The software and technology industry is almost entirely dominated by men. Yes, there are women working in most companies, but your typical software developers, QA engineers, and even high-level executives are men. I know, because I worked in marketing for two different software companies.
There are pros and cons to this type of demographic setup, and it isn't for the weak of heart. Growing up, I'd always been a strong willed and, for the most part, independent girl. I tended to lead the pack, whether in my friend circles, in academic settings, or in social and extracurricular activities. I had to learn to take a back seat to being in charge once I entered the working world. Going from leadership roles in high school and college to being in an entry-level position (where it's rare to be in charge of others) is a tough transition. I thrive on leadership, and had to learn to let others teach, guide, and lead me in the working world as I started out and advanced my career.
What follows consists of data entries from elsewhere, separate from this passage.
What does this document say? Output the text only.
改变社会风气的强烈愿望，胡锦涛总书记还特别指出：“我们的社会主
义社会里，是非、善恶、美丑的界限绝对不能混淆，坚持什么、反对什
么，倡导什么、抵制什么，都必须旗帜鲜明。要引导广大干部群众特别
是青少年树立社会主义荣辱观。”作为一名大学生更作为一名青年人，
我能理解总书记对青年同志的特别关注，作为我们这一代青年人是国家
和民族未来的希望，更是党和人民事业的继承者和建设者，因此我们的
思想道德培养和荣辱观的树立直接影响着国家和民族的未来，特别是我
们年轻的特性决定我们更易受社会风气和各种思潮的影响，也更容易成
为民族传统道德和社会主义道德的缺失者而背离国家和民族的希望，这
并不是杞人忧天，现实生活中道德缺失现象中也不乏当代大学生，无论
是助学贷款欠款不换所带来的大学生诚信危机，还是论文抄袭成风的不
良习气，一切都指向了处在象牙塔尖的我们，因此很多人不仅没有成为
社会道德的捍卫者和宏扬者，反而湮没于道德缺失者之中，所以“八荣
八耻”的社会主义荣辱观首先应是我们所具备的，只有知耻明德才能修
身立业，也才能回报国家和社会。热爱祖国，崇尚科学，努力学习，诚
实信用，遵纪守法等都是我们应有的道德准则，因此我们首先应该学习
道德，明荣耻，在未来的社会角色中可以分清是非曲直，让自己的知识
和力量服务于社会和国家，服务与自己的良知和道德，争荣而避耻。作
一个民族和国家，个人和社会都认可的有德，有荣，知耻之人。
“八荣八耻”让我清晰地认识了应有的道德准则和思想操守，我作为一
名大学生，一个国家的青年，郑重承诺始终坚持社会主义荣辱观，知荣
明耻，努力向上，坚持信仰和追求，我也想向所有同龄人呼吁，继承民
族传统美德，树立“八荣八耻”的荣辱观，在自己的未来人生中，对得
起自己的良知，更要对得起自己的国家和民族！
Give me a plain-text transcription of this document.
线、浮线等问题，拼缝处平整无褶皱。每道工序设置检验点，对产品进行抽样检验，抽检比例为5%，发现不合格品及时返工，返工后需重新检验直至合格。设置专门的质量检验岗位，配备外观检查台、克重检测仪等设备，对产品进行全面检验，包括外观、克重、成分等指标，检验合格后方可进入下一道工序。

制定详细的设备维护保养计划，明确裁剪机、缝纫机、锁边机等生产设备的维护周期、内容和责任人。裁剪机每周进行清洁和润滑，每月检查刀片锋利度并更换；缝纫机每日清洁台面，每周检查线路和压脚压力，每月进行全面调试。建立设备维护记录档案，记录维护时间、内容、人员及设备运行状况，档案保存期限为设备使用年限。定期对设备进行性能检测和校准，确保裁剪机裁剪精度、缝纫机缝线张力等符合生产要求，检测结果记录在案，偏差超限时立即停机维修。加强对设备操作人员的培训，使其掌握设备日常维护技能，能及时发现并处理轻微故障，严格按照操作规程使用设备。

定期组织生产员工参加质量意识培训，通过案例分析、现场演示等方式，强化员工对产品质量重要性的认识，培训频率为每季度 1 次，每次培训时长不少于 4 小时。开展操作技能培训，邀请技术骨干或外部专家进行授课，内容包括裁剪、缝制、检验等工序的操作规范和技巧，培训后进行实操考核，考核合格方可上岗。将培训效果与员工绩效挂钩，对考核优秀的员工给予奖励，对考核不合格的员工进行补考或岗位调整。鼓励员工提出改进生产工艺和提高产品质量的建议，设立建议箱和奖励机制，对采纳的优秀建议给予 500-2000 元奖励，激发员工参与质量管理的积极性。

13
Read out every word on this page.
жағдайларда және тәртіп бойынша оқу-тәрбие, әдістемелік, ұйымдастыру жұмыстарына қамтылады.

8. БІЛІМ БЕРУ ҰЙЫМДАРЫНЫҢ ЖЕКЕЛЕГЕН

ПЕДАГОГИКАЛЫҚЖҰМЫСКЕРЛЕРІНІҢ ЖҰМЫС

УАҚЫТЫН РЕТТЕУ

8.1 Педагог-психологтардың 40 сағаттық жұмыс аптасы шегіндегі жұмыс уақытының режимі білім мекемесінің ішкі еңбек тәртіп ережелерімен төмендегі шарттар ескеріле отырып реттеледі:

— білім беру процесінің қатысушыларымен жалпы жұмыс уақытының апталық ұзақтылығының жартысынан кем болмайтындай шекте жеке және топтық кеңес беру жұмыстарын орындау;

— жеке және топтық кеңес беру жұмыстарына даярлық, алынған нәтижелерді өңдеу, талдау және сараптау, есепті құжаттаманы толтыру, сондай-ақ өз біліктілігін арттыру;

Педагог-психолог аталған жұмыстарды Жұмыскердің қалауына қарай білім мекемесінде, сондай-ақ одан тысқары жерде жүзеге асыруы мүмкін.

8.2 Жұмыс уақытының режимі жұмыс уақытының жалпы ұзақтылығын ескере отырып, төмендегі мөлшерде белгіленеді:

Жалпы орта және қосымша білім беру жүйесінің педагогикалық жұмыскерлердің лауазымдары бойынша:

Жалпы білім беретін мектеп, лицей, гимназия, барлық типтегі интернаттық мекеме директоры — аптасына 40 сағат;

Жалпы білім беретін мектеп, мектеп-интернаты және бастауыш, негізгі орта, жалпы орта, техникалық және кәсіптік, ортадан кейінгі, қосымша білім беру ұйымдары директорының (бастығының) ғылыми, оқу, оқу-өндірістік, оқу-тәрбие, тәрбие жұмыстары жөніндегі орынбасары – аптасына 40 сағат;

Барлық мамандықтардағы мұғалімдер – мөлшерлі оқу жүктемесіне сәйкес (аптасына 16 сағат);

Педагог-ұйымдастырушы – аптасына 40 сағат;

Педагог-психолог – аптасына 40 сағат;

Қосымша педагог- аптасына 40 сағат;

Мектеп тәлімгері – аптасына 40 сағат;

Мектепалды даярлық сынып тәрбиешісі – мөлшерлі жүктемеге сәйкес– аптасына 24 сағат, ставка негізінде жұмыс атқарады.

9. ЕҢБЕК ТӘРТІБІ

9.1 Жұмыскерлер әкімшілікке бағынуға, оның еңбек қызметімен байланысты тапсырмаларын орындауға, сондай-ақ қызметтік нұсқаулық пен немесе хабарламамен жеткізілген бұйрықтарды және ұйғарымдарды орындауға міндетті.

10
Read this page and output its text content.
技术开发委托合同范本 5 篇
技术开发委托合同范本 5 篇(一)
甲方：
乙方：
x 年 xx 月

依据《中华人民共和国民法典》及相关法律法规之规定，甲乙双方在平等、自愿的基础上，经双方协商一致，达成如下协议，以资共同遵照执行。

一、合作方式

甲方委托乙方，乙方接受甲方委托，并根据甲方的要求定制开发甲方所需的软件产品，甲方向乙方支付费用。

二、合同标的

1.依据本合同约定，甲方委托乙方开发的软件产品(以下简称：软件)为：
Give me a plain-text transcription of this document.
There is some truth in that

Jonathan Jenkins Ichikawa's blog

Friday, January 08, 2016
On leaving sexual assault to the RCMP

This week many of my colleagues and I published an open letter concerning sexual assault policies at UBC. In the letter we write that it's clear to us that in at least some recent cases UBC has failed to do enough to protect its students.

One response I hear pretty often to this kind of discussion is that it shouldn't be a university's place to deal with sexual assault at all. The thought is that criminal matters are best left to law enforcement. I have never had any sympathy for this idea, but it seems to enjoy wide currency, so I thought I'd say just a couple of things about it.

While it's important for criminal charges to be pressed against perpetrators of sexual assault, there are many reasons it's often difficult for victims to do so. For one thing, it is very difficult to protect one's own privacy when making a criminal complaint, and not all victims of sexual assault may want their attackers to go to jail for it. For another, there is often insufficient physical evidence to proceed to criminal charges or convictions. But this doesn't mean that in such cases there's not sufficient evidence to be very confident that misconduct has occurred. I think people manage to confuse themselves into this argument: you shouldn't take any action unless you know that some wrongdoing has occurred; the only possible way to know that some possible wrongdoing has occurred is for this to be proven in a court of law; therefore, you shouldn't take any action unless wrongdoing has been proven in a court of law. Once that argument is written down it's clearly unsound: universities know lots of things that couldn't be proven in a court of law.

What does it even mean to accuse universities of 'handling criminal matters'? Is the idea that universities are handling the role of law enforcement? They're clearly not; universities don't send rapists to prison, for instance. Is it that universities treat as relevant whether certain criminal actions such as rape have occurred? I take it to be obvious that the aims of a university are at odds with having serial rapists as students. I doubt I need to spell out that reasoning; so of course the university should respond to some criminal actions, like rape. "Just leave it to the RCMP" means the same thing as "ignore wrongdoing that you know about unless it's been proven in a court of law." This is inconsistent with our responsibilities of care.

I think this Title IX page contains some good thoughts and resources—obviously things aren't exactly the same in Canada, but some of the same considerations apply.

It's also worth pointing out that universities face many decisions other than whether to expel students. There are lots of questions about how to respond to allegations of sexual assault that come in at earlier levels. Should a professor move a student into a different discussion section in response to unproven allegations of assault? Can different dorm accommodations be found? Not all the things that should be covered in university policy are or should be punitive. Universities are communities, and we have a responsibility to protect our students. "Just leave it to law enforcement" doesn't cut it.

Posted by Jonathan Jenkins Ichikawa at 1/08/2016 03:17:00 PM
I've been lucky to only have a few instances in my career where I've had to really stand up for myself as a woman surrounded by men, because I know it can be a lot worse.
You know you work with men when there are a bunch of bicep shaped stress balls floating around the office!
My most recent position was at a startup software company that I had the pleasure of watching grow from 20 people to 60-plus. Startups often require folks to step up and complete tasks that aren't necessarily in their main job description. We all wear many hats.
I was one of the only women in this office, and became the "cruise director" in some ways. I knew that the position included office management duties in addition to my marketing role because we were such a small company. As we grew, I had to juggle even more responsibilities. I handled vendor relationships, planned social events, and kept the office running. It was a lot of added work to my regular schedule, but I excel at organization and like making things easier for others.
However, I did notice that people assumed that because I was in charge of certain things in the office -- from food service to office supplies -- I was available for their every need.
Last Christmas, I hired a company to decorate our office for the holidays. It was beautiful! We had handmade wreaths, garlands, and a huge tree under which we piled gifts we collected for a children's shelter. One of my male colleagues sent me an e-mail a few weeks before Christmas to tell me that the wreath on the front door wasn't secure, and would hit him in the face every time he opened the door. He asked if I could fix it. Now, I am more than happy to assist people -- especially in this case, since I was the one decorating the office. But the fact that it took him longer to e-mail me than to secure the wreath himself just made me feel hurt and annoyed.
Man, I wish I still had that e-mail on hand, because I remember feeling so put off by it. There wasn't a nice greeting, nor even a "please" or "thank you." It's not like I needed a fluffy e-mail offering me roses, but it is basic courtesy to be polite!
Fuming, I decided to respond with something politely snarky that pretty much said, "You can fix it yourself. I am not your mother." I am not sure how he meant the e-mail to come across, but I immediately got an e-mail from him with an apology. It is important for me to make sure I have respect from people when I am equally giving them my time and respect.
I could have handled the situation in many different ways, but I am proud of the way I reacted, because there have been a few other times when I have felt used because of my gender. Men can sometimes assume that women are more capable of, and more willing to do, domestic jobs. Balancing the marketing and events portion of my job with the administrative and operational part could be difficult. I needed to do my best at both, and I think people forgot that I had duties beyond ordering lunch for the office.
It is easy for us to lack self-confidence and always worry about what others think of us, but as women in the workplace, we need to be confident that our talents and work are just as valuable! I've learned that in most cases, I need to separate my emotions and feelings from the work tasks at hand -- and that with most people, you need to take things at face value. I thought that being pregnant in the workplace would just further people's views on my job as being more domestic than it was strategic, but I that didn't turn out to be the case. I am so grateful for the support I received from my co-workers. It isn't easy being pregnant, let alone while working 40 hours a week and traveling!
Overall, I have been so lucky to work with a such a wonderful group of people that make a 9-to-5 job a little more fun! I've gotten to travel all over the United States with this company, and am so thankful for that opportunity. Fridays consist of breakfast tacos in the morning and a beer happy hour in the afternoon. Remaining mindful of my equal voice and the need to express myself effectively in my workplace is just as important, however -- for myself and for other women like me who work in male-dominated fields.